Tuesday, May 03, 2011

I can learn my ABCs

Devil Child came over for a visit with her parents and Chewie; as something to keep her occupied I gave her a large piece alphabet jigsaw puzzle to do. It didn't take her long, but then she started reciting "A,B,C,D..." a song which demonstrates its origins in that it only rhymes if you end it in "zee" instead of "zed".


With the jigsaw in front of her I asked if she could recite it backwards
"A, B, C, D..."
"No backwards starting here" pointing at Z
"A, B, C, D..."

"Like this" I then closed my eyes and went Z-A
"You did it wrong!"
"Did I miss one out?"
A chorus from the other family members all thought I'd done it correctly
"Y"
"I did Y - Z, Y"
"No Y!"
"Yes Z, Y"
"No you start with Y"
"But Z is last"
"No it's not it's Y"
"So what is it in your song?"
"Y!"
"What is it in the puzzle?"
She points to the Y
"And what's that" I point to the Z
She looks, she huffs and storms out for a sulk.

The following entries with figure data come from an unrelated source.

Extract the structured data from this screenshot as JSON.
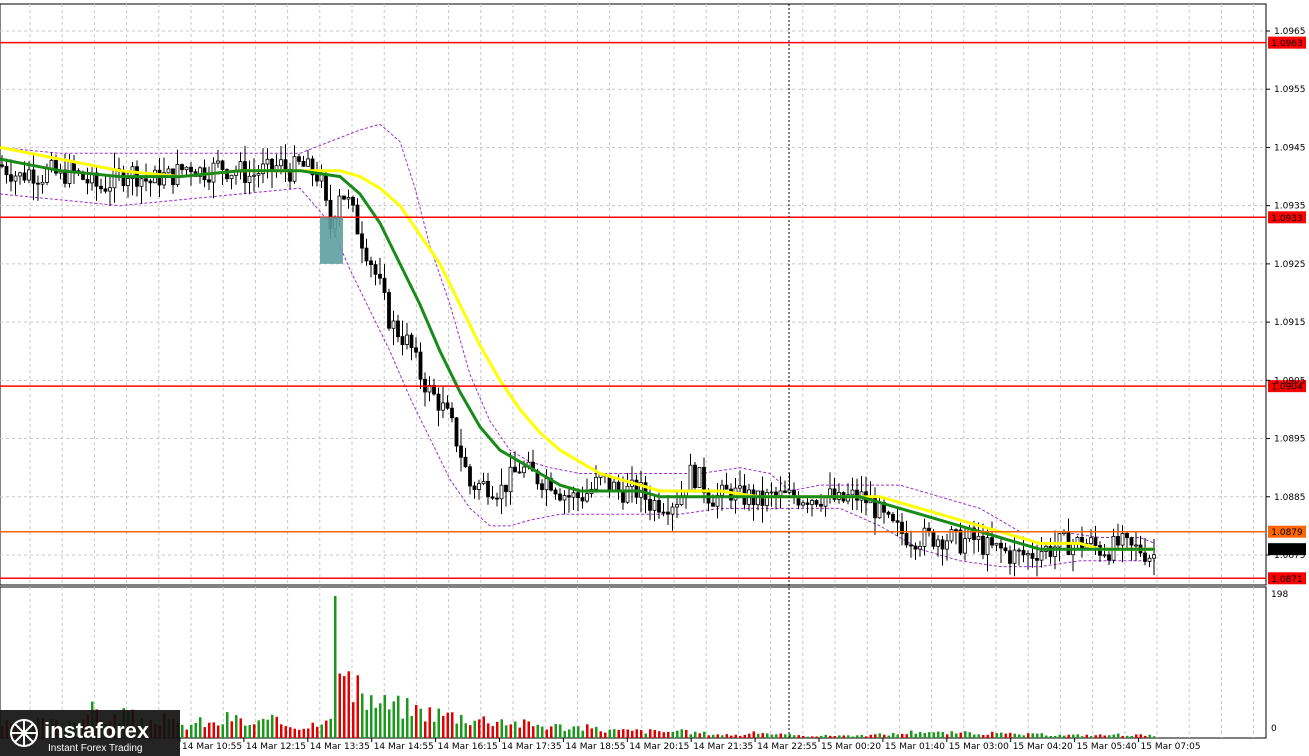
{
  "chart_data": {
    "type": "candlestick",
    "price_axis": {
      "ticks": [
        "1.0965",
        "1.0955",
        "1.0945",
        "1.0935",
        "1.0925",
        "1.0915",
        "1.0905",
        "1.0895",
        "1.0885",
        "1.0875"
      ],
      "range": [
        1.0869,
        1.0967
      ]
    },
    "levels": [
      {
        "label": "1.0963",
        "value": 1.0963,
        "color": "#ff0000"
      },
      {
        "label": "1.0933",
        "value": 1.0933,
        "color": "#ff0000"
      },
      {
        "label": "1.0904",
        "value": 1.0904,
        "color": "#ff0000"
      },
      {
        "label": "1.0879",
        "value": 1.0879,
        "color": "#ff6600"
      },
      {
        "label": "1.0871",
        "value": 1.0871,
        "color": "#ff0000"
      }
    ],
    "current_price": {
      "label": "1.0876",
      "value": 1.0876
    },
    "time_labels": [
      "14 Mar 10:55",
      "14 Mar 12:15",
      "14 Mar 13:35",
      "14 Mar 14:55",
      "14 Mar 16:15",
      "14 Mar 17:35",
      "14 Mar 18:55",
      "14 Mar 20:15",
      "14 Mar 21:35",
      "14 Mar 22:55",
      "15 Mar 00:20",
      "15 Mar 01:40",
      "15 Mar 03:00",
      "15 Mar 04:20",
      "15 Mar 05:40",
      "15 Mar 07:05"
    ],
    "price_path": [
      [
        0,
        1.0942
      ],
      [
        10,
        1.0941
      ],
      [
        20,
        1.094
      ],
      [
        30,
        1.0941
      ],
      [
        40,
        1.094
      ],
      [
        50,
        1.0941
      ],
      [
        60,
        1.094
      ],
      [
        70,
        1.0941
      ],
      [
        80,
        1.094
      ],
      [
        90,
        1.0939
      ],
      [
        100,
        1.0938
      ],
      [
        110,
        1.0939
      ],
      [
        120,
        1.094
      ],
      [
        130,
        1.0941
      ],
      [
        140,
        1.094
      ],
      [
        150,
        1.0939
      ],
      [
        160,
        1.094
      ],
      [
        170,
        1.094
      ],
      [
        180,
        1.0941
      ],
      [
        190,
        1.0942
      ],
      [
        200,
        1.0941
      ],
      [
        210,
        1.0941
      ],
      [
        220,
        1.0942
      ],
      [
        230,
        1.0941
      ],
      [
        240,
        1.0941
      ],
      [
        250,
        1.094
      ],
      [
        260,
        1.0941
      ],
      [
        270,
        1.0941
      ],
      [
        280,
        1.0942
      ],
      [
        290,
        1.0941
      ],
      [
        300,
        1.0942
      ],
      [
        310,
        1.0941
      ],
      [
        320,
        1.094
      ],
      [
        330,
        1.0931
      ],
      [
        340,
        1.0938
      ],
      [
        350,
        1.0935
      ],
      [
        360,
        1.093
      ],
      [
        370,
        1.0926
      ],
      [
        380,
        1.0921
      ],
      [
        390,
        1.0915
      ],
      [
        400,
        1.0913
      ],
      [
        410,
        1.0911
      ],
      [
        420,
        1.0906
      ],
      [
        430,
        1.0903
      ],
      [
        440,
        1.0901
      ],
      [
        450,
        1.0898
      ],
      [
        460,
        1.0893
      ],
      [
        470,
        1.0887
      ],
      [
        480,
        1.0887
      ],
      [
        490,
        1.0887
      ],
      [
        500,
        1.0886
      ],
      [
        510,
        1.0888
      ],
      [
        520,
        1.089
      ],
      [
        530,
        1.0889
      ],
      [
        540,
        1.0888
      ],
      [
        550,
        1.0888
      ],
      [
        560,
        1.0886
      ],
      [
        570,
        1.0885
      ],
      [
        580,
        1.0885
      ],
      [
        590,
        1.0886
      ],
      [
        600,
        1.0888
      ],
      [
        610,
        1.0887
      ],
      [
        620,
        1.0886
      ],
      [
        630,
        1.0886
      ],
      [
        640,
        1.0886
      ],
      [
        650,
        1.0884
      ],
      [
        660,
        1.0884
      ],
      [
        670,
        1.0884
      ],
      [
        680,
        1.0885
      ],
      [
        690,
        1.0889
      ],
      [
        700,
        1.0888
      ],
      [
        710,
        1.0885
      ],
      [
        720,
        1.0885
      ],
      [
        730,
        1.0886
      ],
      [
        740,
        1.0885
      ],
      [
        750,
        1.0885
      ],
      [
        760,
        1.0884
      ],
      [
        770,
        1.0885
      ],
      [
        780,
        1.0885
      ],
      [
        790,
        1.0885
      ],
      [
        800,
        1.0885
      ],
      [
        810,
        1.0885
      ],
      [
        820,
        1.0885
      ],
      [
        830,
        1.0885
      ],
      [
        840,
        1.0884
      ],
      [
        850,
        1.0885
      ],
      [
        860,
        1.0885
      ],
      [
        870,
        1.0884
      ],
      [
        880,
        1.0882
      ],
      [
        890,
        1.088
      ],
      [
        900,
        1.0879
      ],
      [
        910,
        1.0878
      ],
      [
        920,
        1.0878
      ],
      [
        930,
        1.0878
      ],
      [
        940,
        1.0878
      ],
      [
        950,
        1.0878
      ],
      [
        960,
        1.0877
      ],
      [
        970,
        1.0878
      ],
      [
        980,
        1.0877
      ],
      [
        990,
        1.0876
      ],
      [
        1000,
        1.0876
      ],
      [
        1010,
        1.0875
      ],
      [
        1020,
        1.0875
      ],
      [
        1030,
        1.0875
      ],
      [
        1040,
        1.0876
      ],
      [
        1050,
        1.0876
      ],
      [
        1060,
        1.0877
      ],
      [
        1070,
        1.0877
      ],
      [
        1080,
        1.0877
      ],
      [
        1090,
        1.0877
      ],
      [
        1100,
        1.0876
      ],
      [
        1110,
        1.0876
      ],
      [
        1120,
        1.0877
      ],
      [
        1130,
        1.0876
      ],
      [
        1140,
        1.0876
      ],
      [
        1150,
        1.0875
      ]
    ],
    "ma_green_path": [
      [
        0,
        1.0943
      ],
      [
        60,
        1.0941
      ],
      [
        120,
        1.094
      ],
      [
        180,
        1.094
      ],
      [
        240,
        1.0941
      ],
      [
        300,
        1.0941
      ],
      [
        340,
        1.094
      ],
      [
        360,
        1.0937
      ],
      [
        380,
        1.0932
      ],
      [
        400,
        1.0925
      ],
      [
        420,
        1.0918
      ],
      [
        440,
        1.091
      ],
      [
        460,
        1.0903
      ],
      [
        480,
        1.0897
      ],
      [
        500,
        1.0893
      ],
      [
        520,
        1.0891
      ],
      [
        540,
        1.0889
      ],
      [
        560,
        1.0887
      ],
      [
        580,
        1.0886
      ],
      [
        600,
        1.0886
      ],
      [
        620,
        1.0886
      ],
      [
        640,
        1.0886
      ],
      [
        660,
        1.0885
      ],
      [
        680,
        1.0885
      ],
      [
        700,
        1.0885
      ],
      [
        740,
        1.0885
      ],
      [
        780,
        1.0885
      ],
      [
        820,
        1.0885
      ],
      [
        860,
        1.0885
      ],
      [
        880,
        1.0884
      ],
      [
        900,
        1.0883
      ],
      [
        920,
        1.0882
      ],
      [
        940,
        1.0881
      ],
      [
        960,
        1.088
      ],
      [
        980,
        1.0879
      ],
      [
        1000,
        1.0878
      ],
      [
        1020,
        1.0877
      ],
      [
        1040,
        1.0876
      ],
      [
        1060,
        1.0876
      ],
      [
        1080,
        1.0876
      ],
      [
        1100,
        1.0876
      ],
      [
        1120,
        1.0876
      ],
      [
        1140,
        1.0876
      ],
      [
        1155,
        1.0876
      ]
    ],
    "ma_yellow_path": [
      [
        0,
        1.0945
      ],
      [
        60,
        1.0943
      ],
      [
        120,
        1.0941
      ],
      [
        180,
        1.094
      ],
      [
        240,
        1.0941
      ],
      [
        300,
        1.0941
      ],
      [
        340,
        1.0941
      ],
      [
        360,
        1.094
      ],
      [
        380,
        1.0938
      ],
      [
        400,
        1.0935
      ],
      [
        420,
        1.093
      ],
      [
        440,
        1.0925
      ],
      [
        460,
        1.0918
      ],
      [
        480,
        1.0911
      ],
      [
        500,
        1.0905
      ],
      [
        520,
        1.09
      ],
      [
        540,
        1.0896
      ],
      [
        560,
        1.0893
      ],
      [
        580,
        1.0891
      ],
      [
        600,
        1.0889
      ],
      [
        620,
        1.0888
      ],
      [
        640,
        1.0887
      ],
      [
        660,
        1.0886
      ],
      [
        680,
        1.0886
      ],
      [
        720,
        1.0886
      ],
      [
        760,
        1.0885
      ],
      [
        820,
        1.0885
      ],
      [
        860,
        1.0885
      ],
      [
        880,
        1.0885
      ],
      [
        900,
        1.0884
      ],
      [
        920,
        1.0883
      ],
      [
        940,
        1.0882
      ],
      [
        960,
        1.0881
      ],
      [
        980,
        1.088
      ],
      [
        1000,
        1.0879
      ],
      [
        1020,
        1.0878
      ],
      [
        1040,
        1.0877
      ],
      [
        1060,
        1.0877
      ],
      [
        1080,
        1.0877
      ],
      [
        1100,
        1.0876
      ],
      [
        1120,
        1.0876
      ],
      [
        1140,
        1.0876
      ],
      [
        1155,
        1.0876
      ]
    ],
    "bollinger_upper_path": [
      [
        0,
        1.0945
      ],
      [
        60,
        1.0944
      ],
      [
        120,
        1.0944
      ],
      [
        180,
        1.0944
      ],
      [
        240,
        1.0944
      ],
      [
        300,
        1.0944
      ],
      [
        330,
        1.0946
      ],
      [
        360,
        1.0948
      ],
      [
        380,
        1.0949
      ],
      [
        400,
        1.0946
      ],
      [
        415,
        1.0938
      ],
      [
        430,
        1.0928
      ],
      [
        450,
        1.0918
      ],
      [
        470,
        1.0906
      ],
      [
        490,
        1.0898
      ],
      [
        510,
        1.0893
      ],
      [
        530,
        1.0891
      ],
      [
        550,
        1.089
      ],
      [
        580,
        1.0889
      ],
      [
        620,
        1.0889
      ],
      [
        660,
        1.0889
      ],
      [
        700,
        1.0889
      ],
      [
        740,
        1.089
      ],
      [
        770,
        1.0889
      ],
      [
        790,
        1.0886
      ],
      [
        820,
        1.0887
      ],
      [
        860,
        1.0887
      ],
      [
        900,
        1.0887
      ],
      [
        940,
        1.0885
      ],
      [
        980,
        1.0883
      ],
      [
        1020,
        1.0879
      ],
      [
        1060,
        1.0879
      ],
      [
        1100,
        1.0878
      ],
      [
        1140,
        1.0878
      ],
      [
        1155,
        1.0877
      ]
    ],
    "bollinger_lower_path": [
      [
        0,
        1.0937
      ],
      [
        60,
        1.0936
      ],
      [
        120,
        1.0935
      ],
      [
        180,
        1.0936
      ],
      [
        240,
        1.0937
      ],
      [
        300,
        1.0938
      ],
      [
        330,
        1.0932
      ],
      [
        350,
        1.0924
      ],
      [
        370,
        1.0917
      ],
      [
        390,
        1.091
      ],
      [
        410,
        1.0902
      ],
      [
        430,
        1.0895
      ],
      [
        450,
        1.0888
      ],
      [
        470,
        1.0883
      ],
      [
        490,
        1.088
      ],
      [
        510,
        1.088
      ],
      [
        530,
        1.0881
      ],
      [
        560,
        1.0882
      ],
      [
        600,
        1.0882
      ],
      [
        640,
        1.0882
      ],
      [
        680,
        1.0882
      ],
      [
        720,
        1.0883
      ],
      [
        760,
        1.0883
      ],
      [
        800,
        1.0883
      ],
      [
        840,
        1.0883
      ],
      [
        880,
        1.088
      ],
      [
        920,
        1.0876
      ],
      [
        960,
        1.0874
      ],
      [
        1000,
        1.0873
      ],
      [
        1040,
        1.0873
      ],
      [
        1080,
        1.0874
      ],
      [
        1120,
        1.0874
      ],
      [
        1155,
        1.0874
      ]
    ],
    "signal_box": {
      "x_from": 320,
      "x_to": 343,
      "top": 1.0933,
      "bottom": 1.0925,
      "color": "#5f9ea0"
    },
    "volume_axis": {
      "max_label": "198",
      "zero_label": "0"
    },
    "volume_peak": {
      "x": 336,
      "value": 198
    },
    "volume_profile": [
      [
        0,
        20
      ],
      [
        20,
        15
      ],
      [
        40,
        22
      ],
      [
        60,
        20
      ],
      [
        80,
        28
      ],
      [
        95,
        40
      ],
      [
        110,
        22
      ],
      [
        125,
        38
      ],
      [
        140,
        20
      ],
      [
        160,
        28
      ],
      [
        180,
        16
      ],
      [
        200,
        22
      ],
      [
        215,
        18
      ],
      [
        230,
        30
      ],
      [
        250,
        18
      ],
      [
        270,
        24
      ],
      [
        290,
        18
      ],
      [
        310,
        16
      ],
      [
        320,
        30
      ],
      [
        330,
        30
      ],
      [
        336,
        198
      ],
      [
        340,
        90
      ],
      [
        350,
        70
      ],
      [
        360,
        60
      ],
      [
        380,
        48
      ],
      [
        400,
        44
      ],
      [
        420,
        38
      ],
      [
        440,
        34
      ],
      [
        460,
        30
      ],
      [
        480,
        26
      ],
      [
        500,
        26
      ],
      [
        520,
        20
      ],
      [
        540,
        18
      ],
      [
        560,
        16
      ],
      [
        580,
        15
      ],
      [
        600,
        12
      ],
      [
        620,
        10
      ],
      [
        640,
        10
      ],
      [
        660,
        9
      ],
      [
        680,
        9
      ],
      [
        700,
        7
      ],
      [
        720,
        5
      ],
      [
        740,
        4
      ],
      [
        760,
        8
      ],
      [
        780,
        5
      ],
      [
        800,
        3
      ],
      [
        820,
        3
      ],
      [
        840,
        4
      ],
      [
        860,
        3
      ],
      [
        880,
        5
      ],
      [
        900,
        6
      ],
      [
        920,
        10
      ],
      [
        940,
        7
      ],
      [
        960,
        7
      ],
      [
        980,
        7
      ],
      [
        1000,
        6
      ],
      [
        1020,
        5
      ],
      [
        1040,
        5
      ],
      [
        1060,
        4
      ],
      [
        1080,
        4
      ],
      [
        1100,
        4
      ],
      [
        1120,
        5
      ],
      [
        1140,
        4
      ],
      [
        1155,
        3
      ]
    ],
    "crosshair_x": 789,
    "grid": true
  },
  "branding": {
    "logo_name": "instaforex",
    "tagline": "Instant Forex Trading"
  }
}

However Little Miss Sulky isn't quite the point; it's why the rhyming song? What purpose does it serve?

Consider if I asked you to count in ascending order 1-26, then in descending order 26-1 how fluently you could do so. Now try it with A-Z and Z-A. I'm betting that the latter is one you have to stop and think about, but why?

[Want a shorter one? Try listing the vowels in 'order' and then reversing them]

Well numbers have a logical progression; it doesn't matter at what point anyone starts they can just add or subtract 1 each time; so long as they can recall their position it's not difficult. But the order of the alphabet is not logical; it has no meaning or relevance at all. The word "dot" doesn't exist because "t" comes after "o" comes after "d", because I can also write "dog". So why is this order repeatedly chanted to us during our early education?

To start with it can be said that it teaches children the entire alphabet, but that's not a very good argument because as I've said the alphabet in and of itself has no bearing on how we construct words and the individual letters are taught as part of teaching words.

It teaches the sounds to each letter. Except the rhyme doesn't. Rather than Ah, Buh Ceh, it goes A, B, C; and still the exact order means nothing.

So I'm left with the last reason. We arrange so much in alphabetical order that we need to know it. In other words we're taught that order because we use that order; and we use that order because that's an order we've been taught.

By itself that's fine, but why indoctrinate children with it at such an early age? Why not teach them letters as letters without any regard to each other and then show them how they have been arbitrarily arranged? Is the 'instant' recall a bonus over what I consider is a constriction of thought processes. I think not.

2 comments:

walkerno5 said...

I preferred a song by Big Bird on Sesame Street where you just sing the alphabet as if it were one word. It rocks. Pronounced something like;

ABCaDEFGHIJaKaLMaNOPQueRSTUVWiXYZ

Alphabetical order just works for filing, I agree there's no reason for it, it's just the way we've set the world up.

Also a very useful technique for remembering the layout of a standard keyboard;

QWERTYUIOP-ASDeFuGHuJaKaL-ZuXCuVuBuNuM

Useful for pub quizzes and the like anyway!

FlipC said...

I dug up a video for it. Heh yeah it makes as much sense to treat the alphabet as just one word as anything else.

Imagine though we had an alphabet that matched the current sounds, but the shape of which was logical; say all the vowels represented by a circle with a dot, upwards line, right-hand line, downwards line, left-hand line; then all the consonants as a V with dot etc; < etc. ^ etc. > etc. that'd cover 25 of the letters. Learn the sounds with the shapes and the order makes more sense.

Sure the orientation (clockwise) is arbitrary, but the pattern is logical forwards and backwards and malleable as it can be split into each OV<^> group or by every dot, line.